A publisher providing funding feels increasingly rare nowadays. Out of the many indie labels that have emerged in the past few years, most provide everything but financing, and mainly focus on marketing.
"We came into this with the opposite point of view," Buckley says. "Before we even started PPP, we were just doing funding. We wanted to be an Outersloth, but in Asia. But one thing about Pocketpair is we love alliterations and 'Pocketpair Investments' just didn't sound great," he laughs.
When the opportunity to fund FMV horror game Dead Take came around, Pocketpair lent a hand with QA and localisation, and just "naturally" became a publisher, Buckley recalls.

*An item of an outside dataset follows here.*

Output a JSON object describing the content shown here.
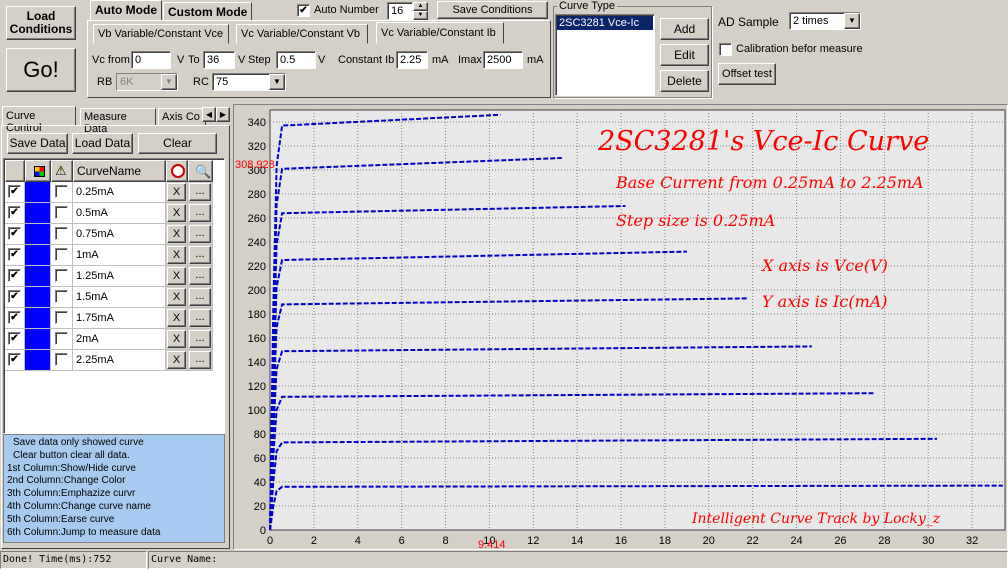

"We refuse to be a full-service publisher, but as far as funding goes… Look, there's no easy way to say this that doesn't make me sound very arrogant, but we have money. We're certainly doing very well for ourselves. And it doesn't put us in jeopardy to hand that out to people in what we consider very favourable terms."

Cassette Boy (2026), Wonderland Kazakiri inc. | Pocketpair Publishing
Buckley's candid tone is refreshing and not entirely what we anticipated from Pocketpair. But his previous defence of the company has been vocal – whether it's about retaining independence, taking its time over Palworld's Early Access period, or avoiding loot boxes.
"I get very wound up very easily about the topic of indie, and I get told off in the company all the time when I bite back online," Buckley admits.
"It's just a fact that we're 100 per cent indie. No one has any equity in our company... I get very worked up, because the term 'indie' has lost its meaning a lot over the years. We're very proud that we're indie, and we want to help developers stay as indie as possible. We never take equity in the companies we work with. No one can shut them down. No one can tell them what to do. And we are really proud of that."
We steer the discussion to the meaning of 'indie', reminiscing about games nominated in the Best Indie category at the Game Awards over the years, and whether they deserved the label.
"Look, I think with the nature of what game development is today, it's very hard for the vast majority of developers to do it completely on their own. I'm sure someone will bark back and say, 'Concerned Ape made Stardew Valley by himself'... Obviously there are people out there who can one-man-army these things, but for most people, they need a certain level of help. I'm not going to start calling people 'not indie' just because there's someone else behind them. My definition, personally, is if the developer has 100 per cent creative control, then happy days. To me, that's an indie. Where the money came from doesn't really concern me if they're making the game they want to make."
As our conversation concludes, we turn to what lies ahead for Pocketpair: Palworld 1.0, its spinoff Palfarm, a physical card game with Bushiroad – plus, on the publishing side, the releases of Truckful, Normal Fishing, Vision Quench. And then "a few big surprises" on the horizon. It would be easy to feel smug in the face of such success but at Pocketpair that's definitely not the vibe.
"It's all pretty exciting," Buckley says. "But we're just minding our own business."